La escuchadora de voces
Regresé a ella cuando, casi por casualidad, conocí el Movimiento Escuchadores de Voces. Puede que el nombre suene algo extraño, es posible que algo místico y espiritual, pero nada más lejos de la realidad. Este movimiento nació en Holanda gracias a dos psiquiatras, Marius Romme y Sandra Escher, que descubrieron que, en un gran numero de casos, tener alucinaciones auditivas no era síntoma de enfermedad sino una señal de alerta ante un problema, casi siempre un trauma infantil, que había que superar. En la actualidad, Intervoice, el ente organizacional del Movimiento Escuchadores de Voces, se encuentra en veintiséis países de todo el mundo y ofrece grupos de trabajo para ayudar a miles de personas a recuperar el control de sus vidas, aceptando las voces que resuenan dentro y fuera de sus cabezas, aprendiendo a escucharlas de un modo saludable y viviendo, en muchas ocasiones, sin necesidad de medicación. Tras explorar todo lo relativo a este movimiento, me quedó muy claro que Abril Zondervan, una escritora aterrada por el miedo a que los fármacos aniquilaran para siempre su creatividad y sus letras, debía ser una escuchadora de voces. Lo siguiente fue matarla.
El juego de los espejos
La idea del thriller nació con la súbita certeza de que mi personaje debía morir. Abril Zondervan, escritora, escuchadora de voces, tenía que convertirse, desde las primeras páginas, en una víctima que necesitaba que alguien descubriera quién había sido su verdugo. Este detalle también la convirtió en una protagonista encubierta que acabó poniéndome contra las cuerdas. ¿Cómo contagiar a quienes leyeran la novela el profundo amor que yo, su autora, su madre, sentía por Abril? ¿Cómo transmitir la silenciosa determinación, la fuerza de espíritu y la ternura del personaje que había poseído un buen pedazo de mi cerebro, y de mi corazón, durante los últimos años si ahora era un cadáver?
Como única respuesta a ambas preguntas, decidí diseñar la mayoría de los escenarios, toda la trama y el resto de los actores de Las voces de Carol por y para Abril.

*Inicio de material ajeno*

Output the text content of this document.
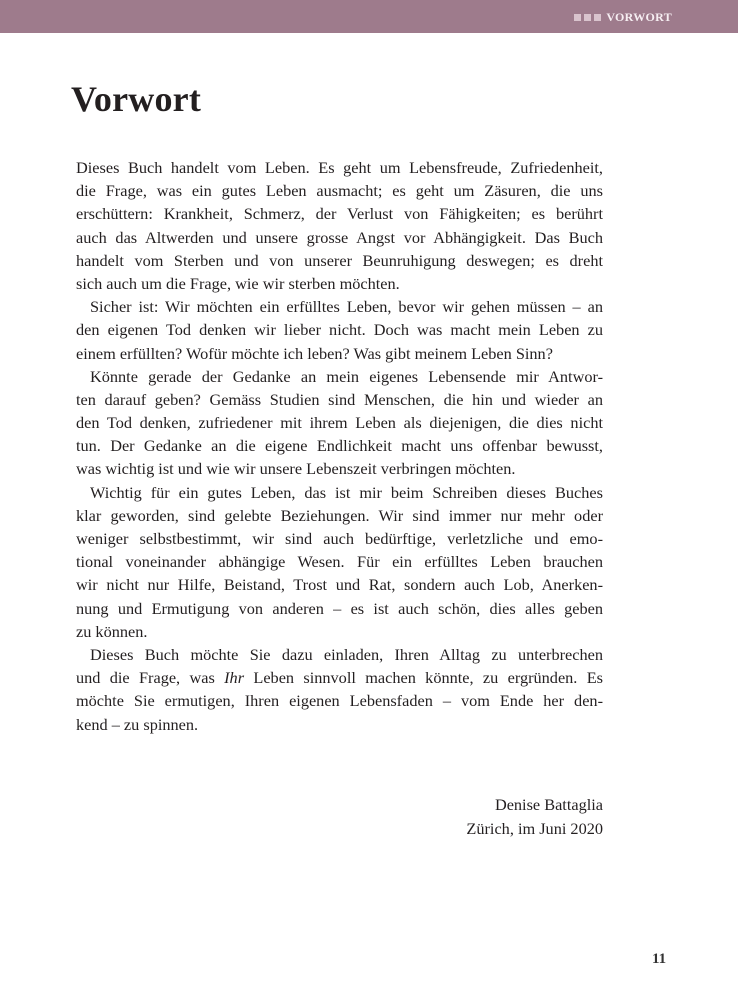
VORWORT
Vorwort
Dieses Buch handelt vom Leben. Es geht um Lebensfreude, Zufriedenheit,
die Frage, was ein gutes Leben ausmacht; es geht um Zäsuren, die uns
erschüttern: Krankheit, Schmerz, der Verlust von Fähigkeiten; es berührt
auch das Altwerden und unsere grosse Angst vor Abhängigkeit. Das Buch
handelt vom Sterben und von unserer Beunruhigung deswegen; es dreht
sich auch um die Frage, wie wir sterben möchten.
Sicher ist: Wir möchten ein erfülltes Leben, bevor wir gehen müssen – an
den eigenen Tod denken wir lieber nicht. Doch was macht mein Leben zu
einem erfüllten? Wofür möchte ich leben? Was gibt meinem Leben Sinn?
Könnte gerade der Gedanke an mein eigenes Lebensende mir Antwor-
ten darauf geben? Gemäss Studien sind Menschen, die hin und wieder an
den Tod denken, zufriedener mit ihrem Leben als diejenigen, die dies nicht
tun. Der Gedanke an die eigene Endlichkeit macht uns offenbar bewusst,
was wichtig ist und wie wir unsere Lebenszeit verbringen möchten.
Wichtig für ein gutes Leben, das ist mir beim Schreiben dieses Buches
klar geworden, sind gelebte Beziehungen. Wir sind immer nur mehr oder
weniger selbstbestimmt, wir sind auch bedürftige, verletzliche und emo-
tional voneinander abhängige Wesen. Für ein erfülltes Leben brauchen
wir nicht nur Hilfe, Beistand, Trost und Rat, sondern auch Lob, Anerken-
nung und Ermutigung von anderen – es ist auch schön, dies alles geben
zu können.
Dieses Buch möchte Sie dazu einladen, Ihren Alltag zu unterbrechen
und die Frage, was Ihr Leben sinnvoll machen könnte, zu ergründen. Es
möchte Sie ermutigen, Ihren eigenen Lebensfaden – vom Ende her den-
kend – zu spinnen.
Denise Battaglia
Zürich, im Juni 2020
11
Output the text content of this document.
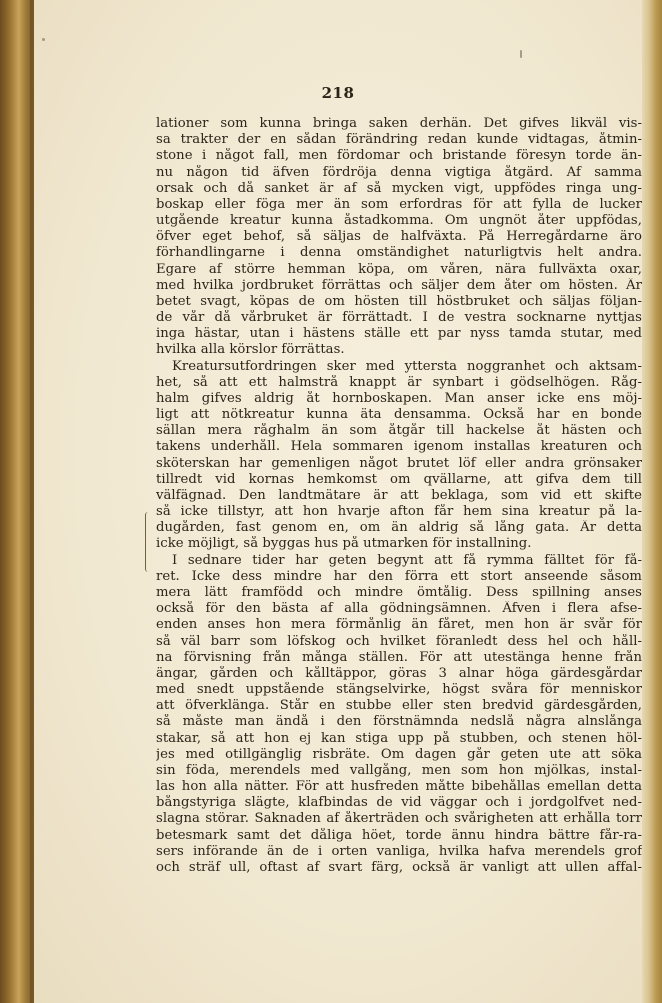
218
lationer som kunna bringa saken derhän. Det gifves likväl vis-
sa trakter der en sådan förändring redan kunde vidtagas, åtmin-
stone i något fall, men fördomar och bristande föresyn torde än-
nu någon tid äfven fördröja denna vigtiga åtgärd. Af samma
orsak och då sanket är af så mycken vigt, uppfödes ringa ung-
boskap eller föga mer än som erfordras för att fylla de lucker
utgående kreatur kunna åstadkomma. Om ungnöt åter uppfödas,
öfver eget behof, så säljas de halfväxta. På Herregårdarne äro
förhandlingarne i denna omständighet naturligtvis helt andra.
Egare af större hemman köpa, om våren, nära fullväxta oxar,
med hvilka jordbruket förrättas och säljer dem åter om hösten. Är
betet svagt, köpas de om hösten till höstbruket och säljas följan-
de vår då vårbruket är förrättadt. I de vestra socknarne nyttjas
inga hästar, utan i hästens ställe ett par nyss tamda stutar, med
hvilka alla körslor förrättas.
Kreatursutfordringen sker med yttersta noggranhet och aktsam-
het, så att ett halmstrå knappt är synbart i gödselhögen. Råg-
halm gifves aldrig åt hornboskapen. Man anser icke ens möj-
ligt att nötkreatur kunna äta densamma. Också har en bonde
sällan mera råghalm än som åtgår till hackelse åt hästen och
takens underhåll. Hela sommaren igenom installas kreaturen och
sköterskan har gemenligen något brutet löf eller andra grönsaker
tillredt vid kornas hemkomst om qvällarne, att gifva dem till
välfägnad. Den landtmätare är att beklaga, som vid ett skifte
så icke tillstyr, att hon hvarje afton får hem sina kreatur på la-
dugården, fast genom en, om än aldrig så lång gata. Är detta
icke möjligt, så byggas hus på utmarken för installning.
I sednare tider har geten begynt att få rymma fälltet för få-
ret. Icke dess mindre har den förra ett stort anseende såsom
mera lätt framfödd och mindre ömtålig. Dess spillning anses
också för den bästa af alla gödningsämnen. Äfven i flera afse-
enden anses hon mera förmånlig än fåret, men hon är svår för
så väl barr som löfskog och hvilket föranledt dess hel och håll-
na förvisning från många ställen. För att utestänga henne från
ängar, gården och kålltäppor, göras 3 alnar höga gärdesgårdar
med snedt uppstående stängselvirke, högst svåra för menniskor
att öfverklänga. Står en stubbe eller sten bredvid gärdesgården,
så måste man ändå i den förstnämnda nedslå några alnslånga
stakar, så att hon ej kan stiga upp på stubben, och stenen höl-
jes med otillgänglig risbräte. Om dagen går geten ute att söka
sin föda, merendels med vallgång, men som hon mjölkas, instal-
las hon alla nätter. För att husfreden måtte bibehållas emellan detta
bångstyriga slägte, klafbindas de vid väggar och i jordgolfvet ned-
slagna störar. Saknaden af åkerträden och svårigheten att erhålla torr
betesmark samt det dåliga höet, torde ännu hindra bättre får-ra-
sers införande än de i orten vanliga, hvilka hafva merendels grof
och sträf ull, oftast af svart färg, också är vanligt att ullen affal-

De modo que Carol Medina, la inspectora de policía encargada de investigar la muerte de la famosa escritora, nació y creció en mi mente como una colaboradora necesaria, un personaje roto, adornado con algún que otro cliché, cuyo principal objetivo, en manos del narrador, no era otro que convertir a Abril en su espejo, en una búsqueda incansable de su propia identidad a través de la vida de la escritora, de su apagada existencia y de las páginas de sus obras.
Por si no has leído aún la novela, no desvelaré los detalles de esa búsqueda. Lo que sí puedo contarte es que yo, como su autora, como su madre, me siento muy satisfecha con el resultado.